As the filmmaker explores cinema as a tool to understand the mysteries of his mother’s epilepsy, he excavates a fascinating history of images. Moving images were used to make mental sense of the condition when so little was known about it, but early filmmaking pioneers also turned that visibility into a weapon by sensationalizing their struggles. These images found a natural home in the early peep show style devices like the kinetoscope that people peered into like carnival attractions. Over a century later, Shackleton reclaims the audience of one for those afflicted with epilepsy, guiding our gaze to empathize rather than gawk. And now, unlike in the exhibition of those early images, the audience can also wield an impact on the film itself rather than the effect being unidirectional.

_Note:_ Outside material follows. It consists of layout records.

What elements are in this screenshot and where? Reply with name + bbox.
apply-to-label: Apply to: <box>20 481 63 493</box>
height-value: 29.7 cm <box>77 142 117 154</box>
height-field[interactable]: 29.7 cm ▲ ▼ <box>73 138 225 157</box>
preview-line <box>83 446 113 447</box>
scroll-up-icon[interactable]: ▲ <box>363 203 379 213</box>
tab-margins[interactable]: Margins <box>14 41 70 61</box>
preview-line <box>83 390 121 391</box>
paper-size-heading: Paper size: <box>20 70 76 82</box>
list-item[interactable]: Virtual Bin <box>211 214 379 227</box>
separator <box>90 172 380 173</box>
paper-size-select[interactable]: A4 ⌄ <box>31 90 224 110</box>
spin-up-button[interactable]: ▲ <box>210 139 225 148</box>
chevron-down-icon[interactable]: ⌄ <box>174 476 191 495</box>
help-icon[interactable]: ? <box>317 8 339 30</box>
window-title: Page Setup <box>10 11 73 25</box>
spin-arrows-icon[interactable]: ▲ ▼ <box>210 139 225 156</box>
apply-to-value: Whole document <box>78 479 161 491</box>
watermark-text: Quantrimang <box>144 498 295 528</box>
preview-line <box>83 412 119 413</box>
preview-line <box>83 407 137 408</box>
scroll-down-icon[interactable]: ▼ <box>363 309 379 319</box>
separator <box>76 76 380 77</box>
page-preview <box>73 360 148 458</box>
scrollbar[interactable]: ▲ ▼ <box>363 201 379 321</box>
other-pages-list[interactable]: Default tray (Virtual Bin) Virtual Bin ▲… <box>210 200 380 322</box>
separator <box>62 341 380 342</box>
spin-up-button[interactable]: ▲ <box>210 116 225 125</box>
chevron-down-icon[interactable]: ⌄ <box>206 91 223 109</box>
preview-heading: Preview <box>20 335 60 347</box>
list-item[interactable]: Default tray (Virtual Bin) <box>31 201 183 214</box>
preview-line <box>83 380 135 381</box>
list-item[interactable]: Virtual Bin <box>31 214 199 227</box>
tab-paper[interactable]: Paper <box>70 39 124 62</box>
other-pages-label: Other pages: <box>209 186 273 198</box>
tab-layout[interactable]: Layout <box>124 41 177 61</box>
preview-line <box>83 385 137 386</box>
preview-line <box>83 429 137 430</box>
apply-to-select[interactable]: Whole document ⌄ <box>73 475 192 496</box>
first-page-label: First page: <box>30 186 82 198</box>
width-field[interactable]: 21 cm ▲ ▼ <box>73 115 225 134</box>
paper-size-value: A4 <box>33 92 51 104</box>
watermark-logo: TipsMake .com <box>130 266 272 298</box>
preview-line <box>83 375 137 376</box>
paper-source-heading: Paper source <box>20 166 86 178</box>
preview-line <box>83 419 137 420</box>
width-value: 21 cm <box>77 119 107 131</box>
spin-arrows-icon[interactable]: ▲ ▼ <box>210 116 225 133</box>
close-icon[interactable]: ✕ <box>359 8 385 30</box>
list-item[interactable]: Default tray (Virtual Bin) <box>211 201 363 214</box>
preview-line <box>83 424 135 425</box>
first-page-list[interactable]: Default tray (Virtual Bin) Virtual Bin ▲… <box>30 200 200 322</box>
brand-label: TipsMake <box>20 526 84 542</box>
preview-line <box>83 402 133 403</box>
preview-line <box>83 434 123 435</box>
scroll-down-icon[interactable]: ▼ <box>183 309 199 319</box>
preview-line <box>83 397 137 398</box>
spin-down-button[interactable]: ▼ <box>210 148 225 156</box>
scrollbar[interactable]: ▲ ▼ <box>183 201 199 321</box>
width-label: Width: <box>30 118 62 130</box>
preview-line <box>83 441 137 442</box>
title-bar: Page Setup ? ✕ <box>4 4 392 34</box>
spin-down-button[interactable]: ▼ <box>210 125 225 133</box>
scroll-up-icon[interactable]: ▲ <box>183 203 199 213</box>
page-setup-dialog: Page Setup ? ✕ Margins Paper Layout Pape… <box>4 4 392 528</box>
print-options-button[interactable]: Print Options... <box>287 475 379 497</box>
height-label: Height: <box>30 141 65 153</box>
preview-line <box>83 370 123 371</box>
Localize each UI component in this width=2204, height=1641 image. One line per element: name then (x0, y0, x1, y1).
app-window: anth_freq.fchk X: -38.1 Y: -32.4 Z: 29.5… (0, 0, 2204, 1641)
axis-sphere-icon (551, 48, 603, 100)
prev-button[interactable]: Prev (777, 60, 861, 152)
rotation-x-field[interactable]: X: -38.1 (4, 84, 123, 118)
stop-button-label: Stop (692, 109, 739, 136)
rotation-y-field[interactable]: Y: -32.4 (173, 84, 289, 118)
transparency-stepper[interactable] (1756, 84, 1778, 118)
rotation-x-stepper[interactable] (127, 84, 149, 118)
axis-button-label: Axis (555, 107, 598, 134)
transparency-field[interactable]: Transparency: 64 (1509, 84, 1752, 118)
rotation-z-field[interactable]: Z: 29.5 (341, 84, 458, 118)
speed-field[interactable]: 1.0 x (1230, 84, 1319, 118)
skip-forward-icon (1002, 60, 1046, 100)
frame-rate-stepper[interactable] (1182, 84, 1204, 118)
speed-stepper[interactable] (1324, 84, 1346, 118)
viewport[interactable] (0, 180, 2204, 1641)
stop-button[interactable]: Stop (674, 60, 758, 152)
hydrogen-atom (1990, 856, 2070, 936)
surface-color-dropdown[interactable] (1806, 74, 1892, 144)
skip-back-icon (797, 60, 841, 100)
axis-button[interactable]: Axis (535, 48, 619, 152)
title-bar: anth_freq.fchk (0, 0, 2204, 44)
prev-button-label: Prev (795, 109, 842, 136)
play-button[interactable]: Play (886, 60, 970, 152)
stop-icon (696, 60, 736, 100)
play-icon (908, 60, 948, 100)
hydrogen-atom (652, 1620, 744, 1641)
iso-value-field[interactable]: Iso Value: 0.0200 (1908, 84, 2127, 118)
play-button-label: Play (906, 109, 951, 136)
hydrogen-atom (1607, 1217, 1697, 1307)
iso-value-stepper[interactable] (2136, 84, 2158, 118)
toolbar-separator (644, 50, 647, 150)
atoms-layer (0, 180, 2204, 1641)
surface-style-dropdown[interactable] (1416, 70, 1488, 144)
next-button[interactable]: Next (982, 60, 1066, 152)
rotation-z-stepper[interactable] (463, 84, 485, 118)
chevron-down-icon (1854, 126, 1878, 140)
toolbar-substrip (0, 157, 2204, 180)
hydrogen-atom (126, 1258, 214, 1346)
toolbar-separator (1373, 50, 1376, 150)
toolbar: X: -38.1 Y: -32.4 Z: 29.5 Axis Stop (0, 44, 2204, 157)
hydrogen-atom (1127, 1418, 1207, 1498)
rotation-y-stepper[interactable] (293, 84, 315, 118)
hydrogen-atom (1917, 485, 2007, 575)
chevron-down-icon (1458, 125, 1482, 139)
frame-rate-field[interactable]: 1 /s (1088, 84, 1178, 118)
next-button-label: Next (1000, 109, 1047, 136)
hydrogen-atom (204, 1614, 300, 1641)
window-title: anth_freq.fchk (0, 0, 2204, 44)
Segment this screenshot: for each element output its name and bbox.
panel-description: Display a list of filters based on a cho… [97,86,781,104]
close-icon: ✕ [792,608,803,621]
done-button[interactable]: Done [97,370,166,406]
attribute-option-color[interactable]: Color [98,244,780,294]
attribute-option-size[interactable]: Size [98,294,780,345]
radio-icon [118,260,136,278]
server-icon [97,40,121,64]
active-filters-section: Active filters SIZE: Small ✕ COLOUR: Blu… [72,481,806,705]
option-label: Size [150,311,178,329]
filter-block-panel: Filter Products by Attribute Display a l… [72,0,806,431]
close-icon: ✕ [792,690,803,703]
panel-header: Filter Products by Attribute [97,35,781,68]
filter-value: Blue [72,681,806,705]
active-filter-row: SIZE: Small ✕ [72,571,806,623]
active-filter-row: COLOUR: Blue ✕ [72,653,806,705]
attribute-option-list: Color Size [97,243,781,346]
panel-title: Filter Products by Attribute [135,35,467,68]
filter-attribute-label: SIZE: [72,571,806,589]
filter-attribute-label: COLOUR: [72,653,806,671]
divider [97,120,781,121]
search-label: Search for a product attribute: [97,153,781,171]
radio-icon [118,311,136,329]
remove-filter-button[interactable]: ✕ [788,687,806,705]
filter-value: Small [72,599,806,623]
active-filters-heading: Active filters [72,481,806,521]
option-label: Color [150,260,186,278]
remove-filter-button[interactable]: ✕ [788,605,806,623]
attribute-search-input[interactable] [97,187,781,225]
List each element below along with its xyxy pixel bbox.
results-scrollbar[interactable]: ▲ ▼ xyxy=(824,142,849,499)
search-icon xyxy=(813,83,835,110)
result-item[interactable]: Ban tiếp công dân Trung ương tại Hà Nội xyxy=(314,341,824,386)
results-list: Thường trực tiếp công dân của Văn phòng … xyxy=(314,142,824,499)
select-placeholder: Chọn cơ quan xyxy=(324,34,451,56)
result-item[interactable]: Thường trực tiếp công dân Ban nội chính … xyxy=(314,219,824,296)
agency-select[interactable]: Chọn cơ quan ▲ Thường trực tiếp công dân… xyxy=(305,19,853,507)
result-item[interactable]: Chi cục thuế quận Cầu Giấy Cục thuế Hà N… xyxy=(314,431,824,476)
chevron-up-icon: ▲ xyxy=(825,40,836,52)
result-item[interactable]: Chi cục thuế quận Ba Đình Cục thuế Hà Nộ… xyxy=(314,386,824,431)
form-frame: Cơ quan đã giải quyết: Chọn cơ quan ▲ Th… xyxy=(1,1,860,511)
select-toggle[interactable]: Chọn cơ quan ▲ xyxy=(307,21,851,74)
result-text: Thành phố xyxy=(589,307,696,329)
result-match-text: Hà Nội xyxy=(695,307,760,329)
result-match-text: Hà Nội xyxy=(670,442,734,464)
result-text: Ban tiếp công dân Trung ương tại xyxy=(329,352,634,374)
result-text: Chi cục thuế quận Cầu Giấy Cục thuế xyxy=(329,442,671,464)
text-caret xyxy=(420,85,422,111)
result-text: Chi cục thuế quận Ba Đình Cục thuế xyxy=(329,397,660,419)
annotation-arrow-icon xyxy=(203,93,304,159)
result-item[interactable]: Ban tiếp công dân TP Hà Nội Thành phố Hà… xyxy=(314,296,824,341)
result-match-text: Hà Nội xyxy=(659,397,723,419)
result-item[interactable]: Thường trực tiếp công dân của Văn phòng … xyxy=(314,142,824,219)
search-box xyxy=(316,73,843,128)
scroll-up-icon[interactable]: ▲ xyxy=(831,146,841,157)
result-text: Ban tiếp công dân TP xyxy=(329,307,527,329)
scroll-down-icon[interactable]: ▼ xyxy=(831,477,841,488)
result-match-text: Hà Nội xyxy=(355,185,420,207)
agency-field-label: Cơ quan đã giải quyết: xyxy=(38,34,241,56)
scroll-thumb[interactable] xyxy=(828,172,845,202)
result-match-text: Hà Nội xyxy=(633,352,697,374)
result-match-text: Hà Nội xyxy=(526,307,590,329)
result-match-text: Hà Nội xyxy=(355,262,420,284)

I don’t know how my presence might have shaped Shackleton’s As Mine Exactly — I couldn’t see it, but if I may be so presumptuous to say, I could feel it. We’re nearly the same age and share an affinity for understanding how images work, and I could sense the twinge of a smile curling up on my face leading to a certain relaxation of his delivery. Even though I had more insight into the creation of this movie magic than perhaps any I’ve ever encountered, I’ll just stick to what I know best: how a film impacted me, not how I impacted a film. This was easily the most unique and innovative VR experience I’ve had to date. And while I’m sure it would have been special to take in with those discerning True/False audiences, I don’t mind keeping this one to myself.